In all seriousness, this is the kind of experience that gets me thinking philosophically. I have always loved sharks and have heard about the impact humans are having on the oceans, but that’s all been intellectual. However, seeing a school of 100 animals, hammerhead sharks, dissipate into shadow, implying hundreds if not a thousand more animals is a spiritual experience—which now directly links to the images I’ve seen of sharks being slaughtered on fishing vessels. I have let the problem in. I could push it down, bottle it up, but I don’t want to. I want my kids to have a chance to experience this.
Again, every time I look at that picture, I can’t get over it. I am speechless for a moment. …give me a moment…
I took this trip under the premise that it was responsible. The two main parts of this were
- offsetting my flight with carbon credits at a bargain price of around $30
- booking my dive boat with The Galapagos Whale Shark Project team
Yet, I still need to understand if this is just wishful thinking. I have confidence in the mission of The Galapagos Whale Shark team and would like to write about them further. They are doing one small, essential thing for conservation. I need to understand, though, is the carbon offset verifiable and really making an impact, or is each tree planted just leading to a different, unprotected tree being cut down?

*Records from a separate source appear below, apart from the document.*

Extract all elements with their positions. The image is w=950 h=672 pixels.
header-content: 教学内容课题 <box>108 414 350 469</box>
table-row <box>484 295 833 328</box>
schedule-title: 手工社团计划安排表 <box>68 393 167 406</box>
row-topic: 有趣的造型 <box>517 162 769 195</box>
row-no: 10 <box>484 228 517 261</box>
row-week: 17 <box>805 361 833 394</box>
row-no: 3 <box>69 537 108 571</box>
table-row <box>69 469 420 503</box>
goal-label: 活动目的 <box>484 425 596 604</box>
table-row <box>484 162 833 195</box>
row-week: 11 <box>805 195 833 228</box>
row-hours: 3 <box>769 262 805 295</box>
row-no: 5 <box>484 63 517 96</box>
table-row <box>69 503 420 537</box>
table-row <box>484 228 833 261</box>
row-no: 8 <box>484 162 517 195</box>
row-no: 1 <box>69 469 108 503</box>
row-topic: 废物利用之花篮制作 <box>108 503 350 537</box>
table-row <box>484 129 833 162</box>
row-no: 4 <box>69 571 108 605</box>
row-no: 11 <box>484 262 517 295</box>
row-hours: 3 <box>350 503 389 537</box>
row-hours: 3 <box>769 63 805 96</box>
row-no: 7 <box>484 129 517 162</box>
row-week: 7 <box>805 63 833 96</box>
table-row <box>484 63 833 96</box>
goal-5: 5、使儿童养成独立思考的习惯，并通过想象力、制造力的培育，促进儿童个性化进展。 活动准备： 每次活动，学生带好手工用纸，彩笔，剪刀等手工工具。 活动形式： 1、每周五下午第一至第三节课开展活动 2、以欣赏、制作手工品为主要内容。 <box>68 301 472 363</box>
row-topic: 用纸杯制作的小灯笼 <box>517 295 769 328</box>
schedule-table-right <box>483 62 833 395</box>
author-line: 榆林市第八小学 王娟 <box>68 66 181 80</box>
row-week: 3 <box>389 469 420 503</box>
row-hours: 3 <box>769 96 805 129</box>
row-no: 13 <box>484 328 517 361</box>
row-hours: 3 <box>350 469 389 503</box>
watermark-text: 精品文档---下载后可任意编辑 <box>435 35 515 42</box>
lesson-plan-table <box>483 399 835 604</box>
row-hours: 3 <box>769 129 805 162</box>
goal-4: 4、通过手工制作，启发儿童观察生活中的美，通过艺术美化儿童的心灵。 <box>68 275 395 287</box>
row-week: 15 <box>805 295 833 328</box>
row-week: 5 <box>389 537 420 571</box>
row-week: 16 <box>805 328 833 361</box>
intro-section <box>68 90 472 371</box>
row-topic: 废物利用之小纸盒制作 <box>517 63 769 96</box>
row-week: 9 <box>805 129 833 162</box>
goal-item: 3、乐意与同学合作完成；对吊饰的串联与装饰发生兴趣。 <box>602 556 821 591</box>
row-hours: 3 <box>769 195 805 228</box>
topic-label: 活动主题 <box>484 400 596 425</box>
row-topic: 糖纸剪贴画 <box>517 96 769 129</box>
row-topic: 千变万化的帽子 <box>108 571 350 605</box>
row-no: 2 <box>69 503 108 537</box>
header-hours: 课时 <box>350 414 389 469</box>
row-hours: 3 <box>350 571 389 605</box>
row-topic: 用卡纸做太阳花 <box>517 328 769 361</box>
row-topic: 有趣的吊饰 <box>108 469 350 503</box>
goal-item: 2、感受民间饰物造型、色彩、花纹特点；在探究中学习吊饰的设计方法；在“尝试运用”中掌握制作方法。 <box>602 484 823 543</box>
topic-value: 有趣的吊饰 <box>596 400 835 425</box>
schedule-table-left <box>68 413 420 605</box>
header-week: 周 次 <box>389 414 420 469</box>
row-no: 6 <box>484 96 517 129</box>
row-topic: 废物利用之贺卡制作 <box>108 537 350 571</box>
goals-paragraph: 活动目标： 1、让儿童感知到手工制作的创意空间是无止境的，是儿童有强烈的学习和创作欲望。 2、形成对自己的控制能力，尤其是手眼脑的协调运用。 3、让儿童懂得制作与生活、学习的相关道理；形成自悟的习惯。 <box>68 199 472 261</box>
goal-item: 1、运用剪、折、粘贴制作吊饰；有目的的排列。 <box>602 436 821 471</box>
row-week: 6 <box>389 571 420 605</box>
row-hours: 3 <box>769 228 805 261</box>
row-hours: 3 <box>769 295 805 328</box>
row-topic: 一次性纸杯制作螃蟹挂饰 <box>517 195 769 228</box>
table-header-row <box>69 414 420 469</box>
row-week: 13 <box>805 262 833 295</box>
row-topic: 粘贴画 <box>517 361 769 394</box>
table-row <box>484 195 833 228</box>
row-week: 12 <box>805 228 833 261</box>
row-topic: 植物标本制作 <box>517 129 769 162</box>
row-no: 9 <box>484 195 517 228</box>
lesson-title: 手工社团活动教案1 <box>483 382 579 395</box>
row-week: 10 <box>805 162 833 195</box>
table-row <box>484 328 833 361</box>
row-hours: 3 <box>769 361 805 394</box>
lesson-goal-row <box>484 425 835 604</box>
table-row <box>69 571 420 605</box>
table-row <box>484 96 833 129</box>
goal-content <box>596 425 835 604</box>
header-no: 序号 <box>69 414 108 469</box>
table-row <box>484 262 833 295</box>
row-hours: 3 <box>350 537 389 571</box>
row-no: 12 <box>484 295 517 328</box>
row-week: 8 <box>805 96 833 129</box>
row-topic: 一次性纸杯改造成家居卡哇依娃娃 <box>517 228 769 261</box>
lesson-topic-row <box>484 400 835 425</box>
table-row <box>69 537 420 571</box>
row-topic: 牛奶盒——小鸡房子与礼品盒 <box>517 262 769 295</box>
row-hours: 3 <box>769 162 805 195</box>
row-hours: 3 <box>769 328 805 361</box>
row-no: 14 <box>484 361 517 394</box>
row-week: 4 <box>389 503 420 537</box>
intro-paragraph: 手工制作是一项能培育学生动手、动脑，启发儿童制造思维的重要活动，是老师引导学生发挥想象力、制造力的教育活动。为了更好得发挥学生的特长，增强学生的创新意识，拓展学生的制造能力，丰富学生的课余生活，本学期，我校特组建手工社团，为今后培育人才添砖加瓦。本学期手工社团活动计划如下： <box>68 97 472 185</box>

Also, there’s a discussion to be had about the positive (and negative) economics of international travel. One positive, as I see it, I worked with at least 5 different service providers on the trip, each was small and local. Each was splitting some amount of the money I was spending on the trip. While there’s inefficiency here, that in a former life, I would have thought about how to eliminate and capture, I felt positive about each of the individuals involved. While sometimes I felt pressure to be upsold, I always felt that responses to my questions were genuine. I trust them. In particular, Hilary from Yugen Earthside did a great job working with me to find the right experience. Angelica from Tera Sur Travel acted as a personal concierge making sure my experience in Ecuador was what I wanted and I felt safe and comfortable. I would work with both again and so appreciate their introduction to Jenny and Jonathan. I write this because I see this as an alternative model to the huge travel organizations like Marriott, Hilton, etc. which focus on economic return over being good stewards or offering tailored experiences.
 Actually, they are a lot of fun.
 I can sometimes deliver irony in a very dry, imperceptible manner, but I had some feedback that made me think I needed to add this footnote… Hint: I’m saying, “for the best trip of my life, it wasn’t best enough.”